Le gouvernement albertain conteste un jugement rendu il y a trois semaines, qui annule la contravention d'un francophone d'Edmonton parce qu'elle n'était rédigée qu'en anglais.

Dans une décision qualifiée d'«historique», le juge Leo Wenden, de la Cour provinciale, a déclaré que les droits linguistiques de Gilles Caron avaient été brimés par une amende de 54$ reçue pour un virage illégal en 2003. C'était la première fois qu'un tribunal reconnaissait le statut constitutionnel du français en Alberta, en Saskatchewan et dans les Territoires du Nord-Ouest.

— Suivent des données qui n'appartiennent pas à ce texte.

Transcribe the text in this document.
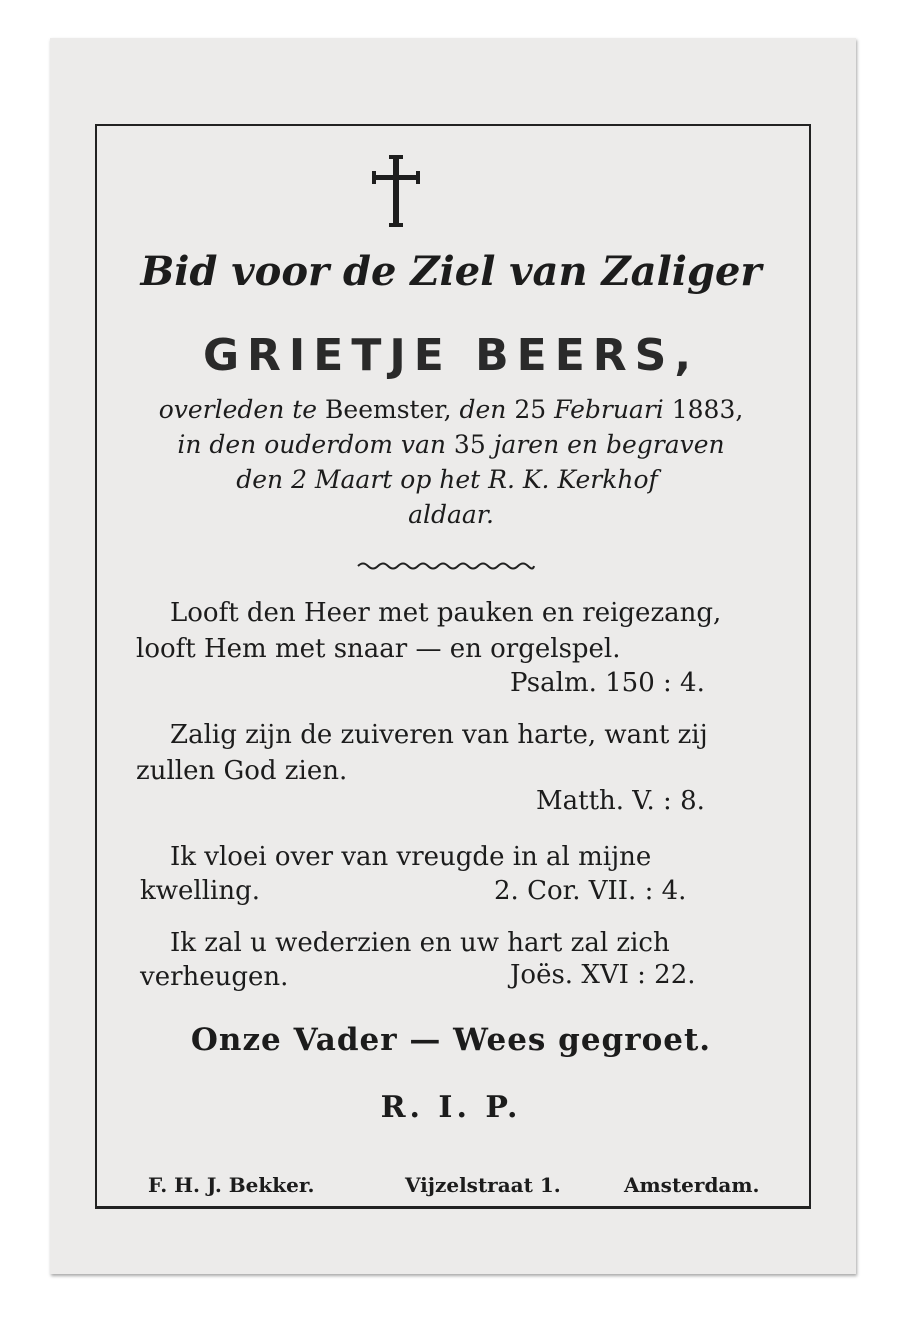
Bid voor de Ziel van Zaliger
GRIETJE BEERS,
overleden te Beemster, den 25 Februari 1883,
in den ouderdom van 35 jaren en begraven
den 2 Maart op het R. K. Kerkhof
aldaar.
Looft den Heer met pauken en reigezang,
looft Hem met snaar — en orgelspel.
Psalm. 150 : 4.
Zalig zijn de zuiveren van harte, want zij
zullen God zien.
Matth. V. : 8.
Ik vloei over van vreugde in al mijne
kwelling.	2. Cor. VII. : 4.
Ik zal u wederzien en uw hart zal zich
verheugen.	Joës. XVI : 22.
Onze Vader — Wees gegroet.
R. I. P.
F. H. J. Bekker.	Vijzelstraat 1.	Amsterdam.
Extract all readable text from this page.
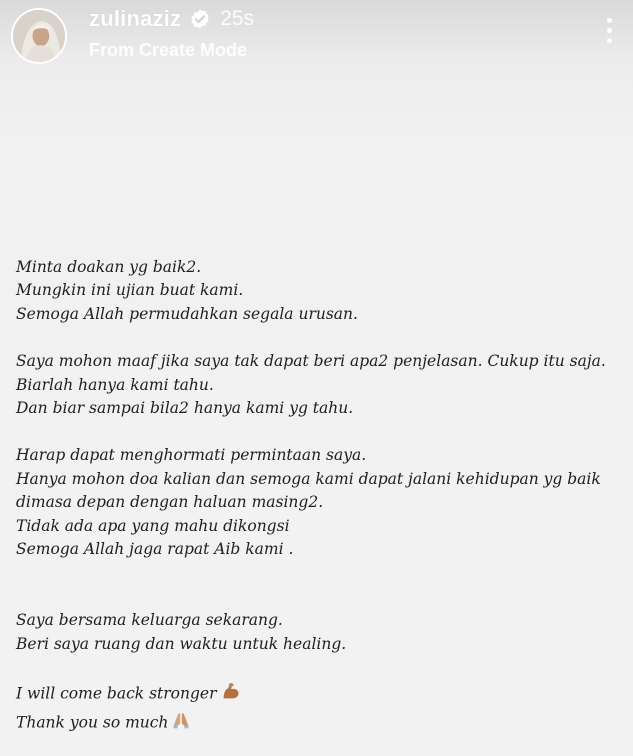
zulinaziz 25s
From Create Mode
Minta doakan yg baik2.
Mungkin ini ujian buat kami.
Semoga Allah permudahkan segala urusan.
Saya mohon maaf jika saya tak dapat beri apa2 penjelasan. Cukup itu saja.
Biarlah hanya kami tahu.
Dan biar sampai bila2 hanya kami yg tahu.
Harap dapat menghormati permintaan saya.
Hanya mohon doa kalian dan semoga kami dapat jalani kehidupan yg baik
dimasa depan dengan haluan masing2.
Tidak ada apa yang mahu dikongsi
Semoga Allah jaga rapat Aib kami .
Saya bersama keluarga sekarang.
Beri saya ruang dan waktu untuk healing.
I will come back stronger
Thank you so much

À terme, le jugement pourrait forcer ces gouvernements à traduire toutes leurs lois et permettre aux citoyens de s'adresser aux tribunaux en français.

Le gouvernement de l'Alberta ne rend toutefois pas les armes. «Nous considérons que le juge a erré en droit», résume le porte-parole du ministère de la Justice, David Dear. Il fait valoir que la Cour suprême avait donné aux provinces en 1988 le pouvoir de définir leur propre législation au regard des droits linguistiques.

Les deux parties comparaîtront le 11 septembre pour fixer une date de procès.

L'avocat de Gilles Caron, Rupert Baudais, s'attend à ce que l'affaire se rende en Cour suprême. «C'est une cause d'importance nationale parce que ça touche des questions constitutionnelles fondamentales, explique-t-il, joint à son bureau de Regina. Et c'est une décision qui touche plus d'une province.»

Question de territoire

Pour appuyer les revendications de son client, Me Baudais a fait appel à des historiens. En 1870, un vaste territoire appelé la terre de Rupert a été cédé par la Couronne britannique au Canada. Cette étendue, qui couvre aujourd'hui l'Alberta, la Saskatchewan, le Manitoba et les Territoires du Nord-Ouest, était surtout habitée par des Métis francophones. Or, des documents d'archives démontrent que ceux-ci ont posé une condition capitale avant d'adhérer à la Confédération: la garantie qu'ils pourraient conserver leur langue.

Des provinces qui sont nées de la terre de Rupert, seul le Manitoba est officiellement bilingue.